CoAct-1’s capabilities were rigorously tested on OSWorld, a comprehensive benchmark featuring 369 real-world tasks spanning browsers, integrated development environments, and office applications. The results are compelling: CoAct-1 achieved a new state-of-the-art success rate of 60.76%. The performance gains were particularly pronounced in categories where programmatic control offers a distinct advantage, such as OS-level tasks and multi-application workflows. For instance, consider an OS-level task like finding all image files within a complex folder structure, resizing them, and then compressing the entire directory. A purely GUI-based agent would necessitate a long, error-prone sequence of clicks and drags. CoAct-1, conversely, can delegate this entire workflow to its Programmer agent, which can accomplish the task with a single, robust script. Beyond higher success rates, the system is dramatically more efficient, solving tasks in an average of just 10.15 steps, a stark improvement over the 15.22 steps typically required by leading GUI-only agents like GTA-1. This efficiency is critical, as researchers observed a clear trend: tasks requiring more actions are more likely to fail. By reducing the number of steps, CoAct-1 not only speeds up task completion but, more importantly, minimizes opportunities for error, paving a more robust and scalable path toward generalized computer automation.

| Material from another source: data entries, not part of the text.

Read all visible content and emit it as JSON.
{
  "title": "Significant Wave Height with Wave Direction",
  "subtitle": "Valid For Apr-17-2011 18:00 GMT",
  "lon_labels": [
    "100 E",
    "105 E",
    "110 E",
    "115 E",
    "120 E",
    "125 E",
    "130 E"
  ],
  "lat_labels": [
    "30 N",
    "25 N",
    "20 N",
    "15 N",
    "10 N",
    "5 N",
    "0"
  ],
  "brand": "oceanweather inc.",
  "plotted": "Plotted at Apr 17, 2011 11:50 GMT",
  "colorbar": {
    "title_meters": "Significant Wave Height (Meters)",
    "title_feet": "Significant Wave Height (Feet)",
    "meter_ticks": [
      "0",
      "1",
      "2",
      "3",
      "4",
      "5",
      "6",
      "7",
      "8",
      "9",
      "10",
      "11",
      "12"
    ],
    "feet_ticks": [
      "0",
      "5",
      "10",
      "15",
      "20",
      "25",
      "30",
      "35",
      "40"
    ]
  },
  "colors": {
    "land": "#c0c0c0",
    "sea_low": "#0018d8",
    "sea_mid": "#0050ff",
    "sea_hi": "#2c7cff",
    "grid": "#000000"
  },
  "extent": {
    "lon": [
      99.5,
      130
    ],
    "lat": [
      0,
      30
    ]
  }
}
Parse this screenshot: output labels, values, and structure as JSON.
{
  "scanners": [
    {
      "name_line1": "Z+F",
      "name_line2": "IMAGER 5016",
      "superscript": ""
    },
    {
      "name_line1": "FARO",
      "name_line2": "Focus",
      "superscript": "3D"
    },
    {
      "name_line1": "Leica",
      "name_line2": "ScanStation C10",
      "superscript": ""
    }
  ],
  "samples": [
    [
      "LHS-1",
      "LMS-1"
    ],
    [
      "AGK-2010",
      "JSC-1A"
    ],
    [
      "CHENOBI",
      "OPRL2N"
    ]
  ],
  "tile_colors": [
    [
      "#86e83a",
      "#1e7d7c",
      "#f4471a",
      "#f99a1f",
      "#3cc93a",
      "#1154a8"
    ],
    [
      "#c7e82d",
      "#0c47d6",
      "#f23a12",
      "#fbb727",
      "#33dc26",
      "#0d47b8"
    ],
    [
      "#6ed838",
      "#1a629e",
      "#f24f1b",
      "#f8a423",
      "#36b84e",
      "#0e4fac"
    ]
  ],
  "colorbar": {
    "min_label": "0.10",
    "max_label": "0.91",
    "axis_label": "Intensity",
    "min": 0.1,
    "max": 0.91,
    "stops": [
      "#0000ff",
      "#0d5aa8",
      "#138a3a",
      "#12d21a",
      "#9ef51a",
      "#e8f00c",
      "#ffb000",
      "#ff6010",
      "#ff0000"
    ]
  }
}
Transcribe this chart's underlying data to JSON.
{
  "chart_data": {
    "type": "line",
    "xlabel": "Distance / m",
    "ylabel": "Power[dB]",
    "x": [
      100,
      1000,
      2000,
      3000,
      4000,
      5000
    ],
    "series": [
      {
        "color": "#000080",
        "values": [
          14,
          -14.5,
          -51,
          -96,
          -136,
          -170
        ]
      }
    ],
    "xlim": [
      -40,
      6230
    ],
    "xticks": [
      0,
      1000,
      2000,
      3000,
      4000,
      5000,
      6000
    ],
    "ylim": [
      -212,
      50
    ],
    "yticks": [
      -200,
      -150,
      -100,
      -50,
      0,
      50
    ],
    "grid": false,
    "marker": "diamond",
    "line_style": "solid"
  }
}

The potential implications of this technology extend far beyond general productivity, offering significant value to enterprise leaders seeking to automate complex, multi-tool processes where full API access is often a luxury. Ran Xu, a co-author of the paper and Director of Applied AI Research at Salesforce, highlights customer support as a prime example. Service agents frequently utilize a diverse array of tools—from general platforms like Salesforce to industry-specific applications such as EPIC for healthcare, alongside numerous customized tools—to address customer requests. Many of these tools lack API access, making them ideal candidates for CoAct-1, which can leverage whatever interaction method is available, be it API, code, or direct screen interaction. Xu also identifies high-value applications in sales, such as large-scale prospecting and automated bookkeeping, and in marketing for tasks like customer segmentation and campaign asset generation.

Despite its impressive benchmark performance, real-world enterprise environments present unique challenges, including legacy software and unpredictable user interfaces. This raises critical questions regarding robustness, security, and the necessity of human oversight. Ensuring the Orchestrator agent makes the correct choice when faced with an unfamiliar application is a core challenge. According to Xu, making agents like CoAct-1 robust for custom enterprise software involves extensive training in realistic, simulated environments. The ultimate goal is a system where the agent can learn from human agents, train in a sandbox, and then operate live under human guidance and guardrails. The Programmer agent’s ability to execute its own code also introduces obvious security concerns, particularly the risk of executing harmful code based on ambiguous user requests. Xu emphasizes that robust containment is paramount, with access control and sandboxing being key. A human must understand the implications and grant AI access for safety. Sandboxing and guardrails will be critical for validating agent behavior before deployment on sensitive systems. Ultimately, for the foreseeable future, overcoming ambiguity will likely necessitate human involvement. Xu envisions a phased approach, starting with a human-in-the-loop for all tasks, with some eventually achieving full autonomy. However, for mission-critical operations, human validation will remain crucial, ensuring safety and accuracy.